As mentioned, in order to model rainfall-runoff data using SVM and RF models, a portion of the data was used for training purposes, while another portion was used for validation. Tables 5 and 6 present the values of the calculated statistical indicators associated with the results obtained from the training and validation sections for both SVM and RF models. According to the results of Tables 6 and 7, it is clear that in both study periods, the SVM model outperformed the RF model at the Bonab station. The SVM model demonstrated superior accuracy in simulating both flow rate and monthly rainfall. Conversely, at the Kharmazard station during these periods, the RF model displayed better performance compared to the SVM model.

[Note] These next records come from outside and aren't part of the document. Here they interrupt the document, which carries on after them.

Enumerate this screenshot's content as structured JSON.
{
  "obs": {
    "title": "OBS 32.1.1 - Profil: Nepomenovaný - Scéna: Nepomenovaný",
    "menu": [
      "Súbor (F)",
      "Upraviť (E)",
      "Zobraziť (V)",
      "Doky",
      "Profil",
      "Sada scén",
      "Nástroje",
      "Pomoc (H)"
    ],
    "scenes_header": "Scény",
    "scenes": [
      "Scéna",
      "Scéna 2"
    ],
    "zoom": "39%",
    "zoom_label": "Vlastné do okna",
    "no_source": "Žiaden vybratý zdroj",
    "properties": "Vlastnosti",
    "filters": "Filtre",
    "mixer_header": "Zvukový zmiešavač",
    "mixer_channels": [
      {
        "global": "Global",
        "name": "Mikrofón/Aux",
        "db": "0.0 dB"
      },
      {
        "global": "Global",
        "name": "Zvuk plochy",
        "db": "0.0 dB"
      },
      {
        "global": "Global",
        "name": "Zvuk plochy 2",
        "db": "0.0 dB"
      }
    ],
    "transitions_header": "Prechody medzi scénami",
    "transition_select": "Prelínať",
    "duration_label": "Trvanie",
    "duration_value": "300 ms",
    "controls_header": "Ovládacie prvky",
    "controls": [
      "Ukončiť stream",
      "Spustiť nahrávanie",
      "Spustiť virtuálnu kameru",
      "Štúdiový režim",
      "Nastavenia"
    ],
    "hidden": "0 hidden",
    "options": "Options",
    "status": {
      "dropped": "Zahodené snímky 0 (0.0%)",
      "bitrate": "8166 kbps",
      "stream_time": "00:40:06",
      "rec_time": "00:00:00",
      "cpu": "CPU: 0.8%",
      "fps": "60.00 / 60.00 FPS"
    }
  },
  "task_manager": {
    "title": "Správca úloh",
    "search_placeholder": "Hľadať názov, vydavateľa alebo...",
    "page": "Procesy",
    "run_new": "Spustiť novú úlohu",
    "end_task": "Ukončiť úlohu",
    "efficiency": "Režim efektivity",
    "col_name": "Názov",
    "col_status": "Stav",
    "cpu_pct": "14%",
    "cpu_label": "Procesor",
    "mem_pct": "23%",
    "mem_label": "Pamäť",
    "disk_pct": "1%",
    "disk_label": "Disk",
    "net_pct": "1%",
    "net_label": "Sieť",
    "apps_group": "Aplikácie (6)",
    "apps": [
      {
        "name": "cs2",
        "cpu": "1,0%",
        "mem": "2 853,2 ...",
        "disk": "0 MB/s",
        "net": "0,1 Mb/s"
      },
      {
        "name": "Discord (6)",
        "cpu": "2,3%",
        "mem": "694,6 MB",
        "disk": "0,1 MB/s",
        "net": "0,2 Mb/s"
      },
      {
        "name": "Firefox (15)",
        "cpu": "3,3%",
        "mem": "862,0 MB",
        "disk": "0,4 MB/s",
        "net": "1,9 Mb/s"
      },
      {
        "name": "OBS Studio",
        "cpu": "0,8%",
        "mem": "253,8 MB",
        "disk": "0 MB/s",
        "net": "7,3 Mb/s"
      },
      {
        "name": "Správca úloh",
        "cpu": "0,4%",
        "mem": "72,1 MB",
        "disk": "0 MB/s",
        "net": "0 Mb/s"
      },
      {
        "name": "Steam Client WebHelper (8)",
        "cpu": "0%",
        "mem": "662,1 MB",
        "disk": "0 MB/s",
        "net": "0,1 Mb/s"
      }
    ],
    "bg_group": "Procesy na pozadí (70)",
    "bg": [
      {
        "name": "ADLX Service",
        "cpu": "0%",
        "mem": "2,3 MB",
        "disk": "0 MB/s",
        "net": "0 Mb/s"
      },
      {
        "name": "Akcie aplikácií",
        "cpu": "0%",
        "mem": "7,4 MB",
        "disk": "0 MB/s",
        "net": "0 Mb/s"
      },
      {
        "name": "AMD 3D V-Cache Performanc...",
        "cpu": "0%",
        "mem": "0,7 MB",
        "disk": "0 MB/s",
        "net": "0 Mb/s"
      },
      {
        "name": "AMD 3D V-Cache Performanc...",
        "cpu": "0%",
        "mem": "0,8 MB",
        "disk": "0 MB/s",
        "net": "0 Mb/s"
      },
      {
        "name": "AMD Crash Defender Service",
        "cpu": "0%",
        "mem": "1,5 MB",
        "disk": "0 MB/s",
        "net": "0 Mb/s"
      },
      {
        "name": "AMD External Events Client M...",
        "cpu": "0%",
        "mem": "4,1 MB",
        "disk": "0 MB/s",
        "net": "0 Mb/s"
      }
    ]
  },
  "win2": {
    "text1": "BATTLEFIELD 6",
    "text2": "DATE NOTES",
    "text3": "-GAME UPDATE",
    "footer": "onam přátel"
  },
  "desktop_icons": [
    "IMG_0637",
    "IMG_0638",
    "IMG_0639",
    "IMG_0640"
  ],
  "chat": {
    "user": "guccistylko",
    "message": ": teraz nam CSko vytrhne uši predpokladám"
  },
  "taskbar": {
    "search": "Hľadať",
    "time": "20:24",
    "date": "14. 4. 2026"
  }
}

The modeling results in the test set for both stations revealed that the mutual correlation values for the first and second study periods at the Bonab station were 0.85 and 0.84, respectively. For the Kharmazard station, these values were 0.79 and 0.75, respectively.
Conclusion
The results indicate that for both periods at the Bonab station, the SVM model exhibited higher efficiency compared to the RF model. Conversely, at the Khormazard station, the RF model outperformed the SVM model for both periods. Mutual correlation values for the test sets were 0.85 and 0.84 for the first and second study periods at the Bonab station, respectively, for the SVM model test set. For the Khormazard station, these values were 0.79 and 0.75, respectively, for the RF model test set. Other notable findings of this research include the analysis of the time series data for rainfall and runoff over 43 years. Graphs obtained for both stations, along with the Mann-Kendall statistic for precipitation and flow parameters, revealed no discernible trend in precipitation during the two study periods. Instead, precipitation in these areas displayed fluctuating patterns However, the analysis of the time series and statistical values for the discharge of Sofichai and Mahpari chai rivers at the Bonab and Khormazard stations showed different results. In the Bonab station, the discharge exhibited fluctuations, with an increase observed in the second period. Conversely, at the Khormazard station, the discharge trend was downward in both study periods. The volume of Mahpari chai River outflow notably decreased in recent years, as evidenced by the Mann-Kendall statistic showing a decreasing trend.